Quella riparativa è una giustizia “senza spada”
Adolfo Ceretti
Il diavolo mi accarezza i capelli. Memorie di un criminologo
Il Saggiatore – Milano 2020
pp. 334 – Euro 25
Lo conoscono in pochi perché non si esibisce nei talk show; eppure è un criminologo di fama internazionale. A lui, Adolfo Ceretti, dobbiamo l’introduzione in Italia dell’idea di “giustizia riparativa”, cioè di quell’istituto volto ad analizzare il reato non in base alle azioni commesse (che sono l’oggetto della giustizia ordinaria, che accerta e commina pene in rapporto ai delitti), bensì secondo le persone che le hanno commesse e, in particolare, subite.
Un buco nero della giustizia ordinaria, infatti, è sempre stato quello relativo alle vittime: la sola giustizia in cui chi ha subito un torto può sperare è di vedere punito il colpevole, e basta. Gli anni del terrorismo hanno però maturato in Ceretti la persuasione che ciò non bastasse e si doveva offrire a chi aveva ucciso e ai familiari di chi era stato ucciso la possibilità di uscire da quel tunnel di ira, di risentimento e di esclusione da cui sembrava impossibile evadere.
Per spiegare concretamente in cosa consiste la giustizia riparativa, Ceretti, con l’aiuto dell’avvocato Niccolò Nisivoccia, ha scritto Il diavolo mi accarezza i capelli. Memorie di un crimonologo. Il titolo nasce da una lite fra due detenuti, a tal punto violenta da promettersi la morte. «Professò, ogni sera, prima che io mi addormenti, il diavolo viene e mi accarezza i capelli», dice uno dei due a Ceretti. Ma il diavolo è ovunque, non solo in carcere: accarezza i capelli di Erika De Nardo, la sedicenne che insieme al fidanzato diciasettenne decide, il 21 febbraio 2001, di massacrare con un coltello da cucina la madre ed il fratello undicenne; accarezza i capelli dei 6 componenti – di cui cinque poliziotti – della banda della Uno bianca che tra il 1987 ed il 1994, tra rapine a mano armata ed altri reati, provocano la morte di ventiquattro persone ed il ferimento di altre centodue; accarezza i capelli di Sergio Segio, il terrorista di Prima Linea che nel 1980 uccide davanti ad un’aula dell’Università Statale di Milano il magistrato Guido Galli.
La giustizia riparativa, viene implicitamente ribadito nel volume, è un modello di giustizia “senza spada”. Sì, ma cosa è la giustizia?

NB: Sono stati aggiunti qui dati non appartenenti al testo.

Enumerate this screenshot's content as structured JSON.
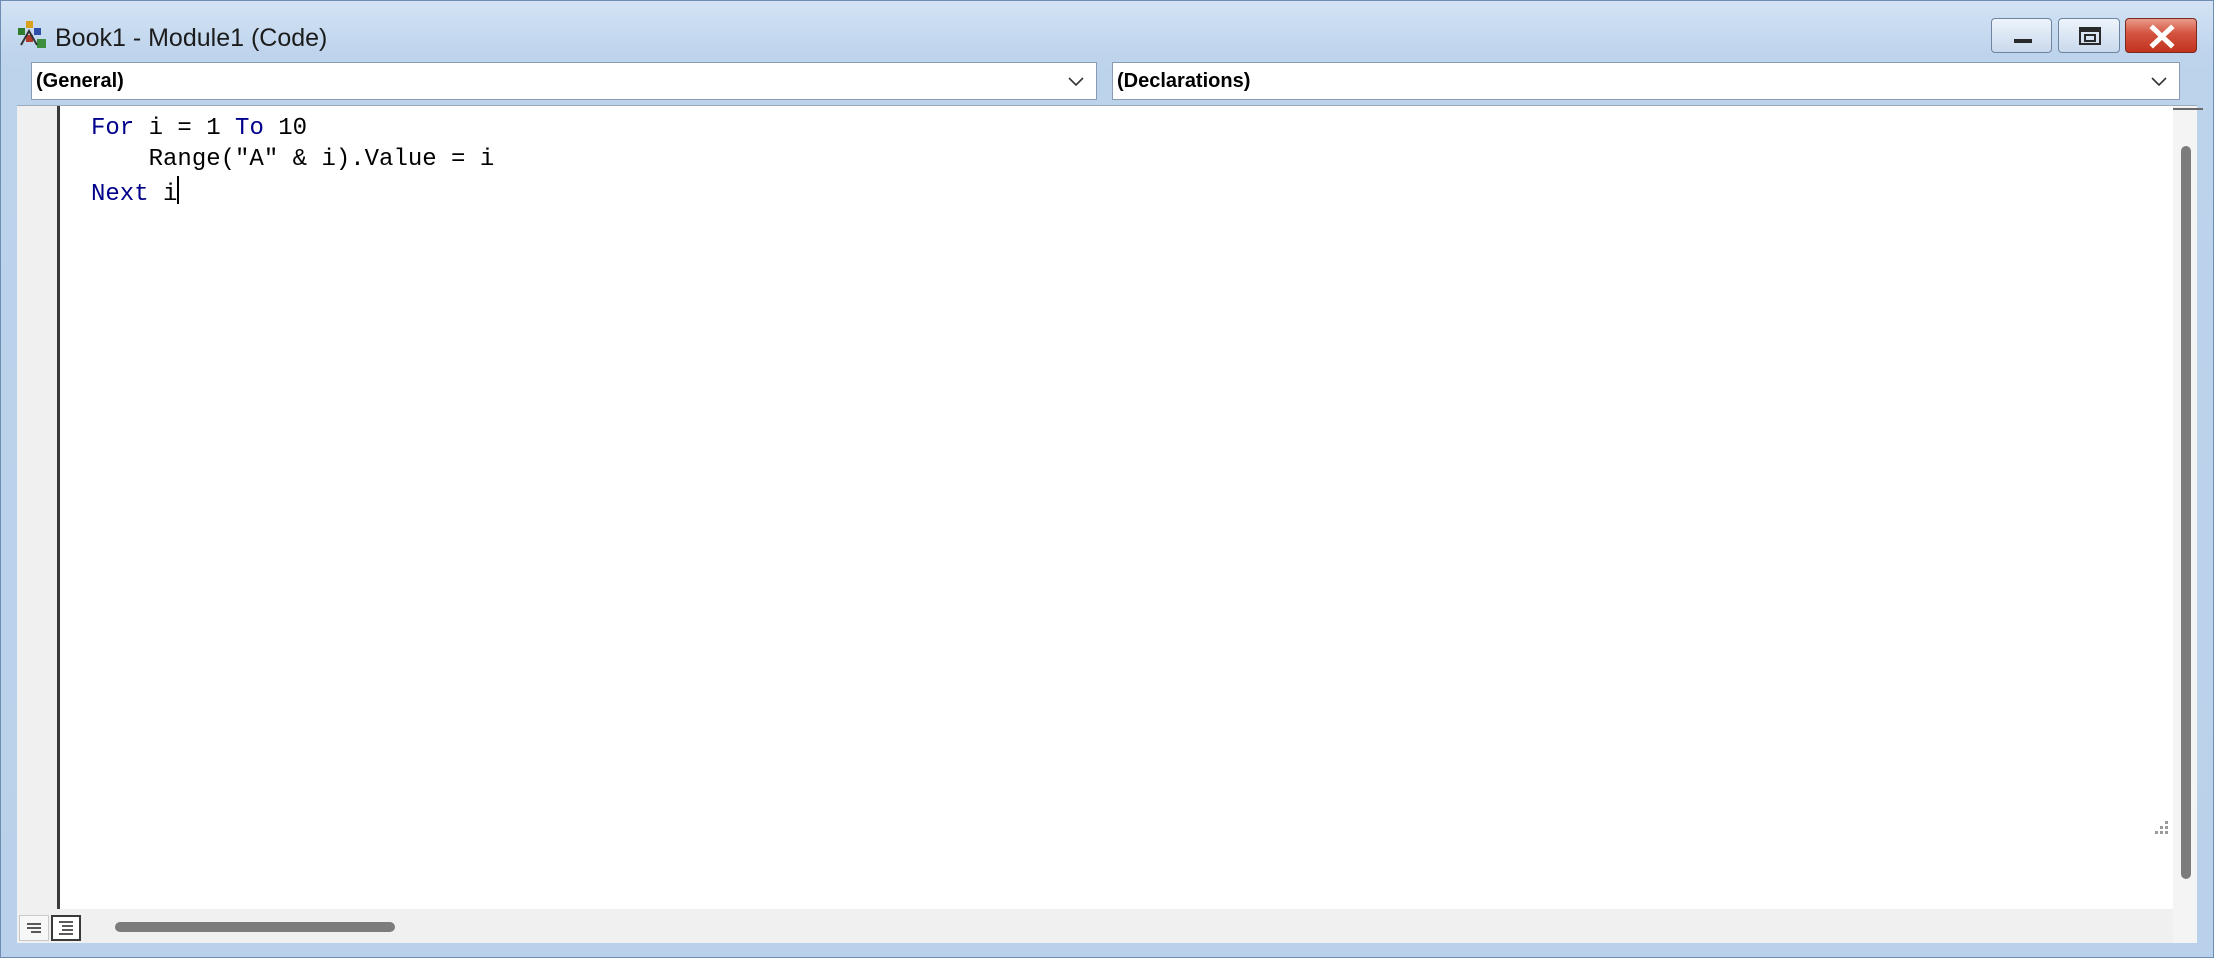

O meglio, quando il debito con la giustizia si può considerare estinto? Più precisamente: fino a che punto una vittima può spingere la sua richiesta di giustizia? La risposta a queste domande è viscerale: avete subito un torto? Chi lo ha fatto dovrà subire lo stesso torto. È in questa dimensione, anche feroce, che Ceretti si è immerso, spiegando nel suo libro che la giustizia terrena può oltrepassare l’aspetto punitivo e cercare di riparare le azioni di donne e uomini, aiutandoli a spostarsi dalla catena di effetti che il crimine (per chi l’ha commesso) e la sete di vendetta (per chi l’ha subito) hanno stretto intorno a loro.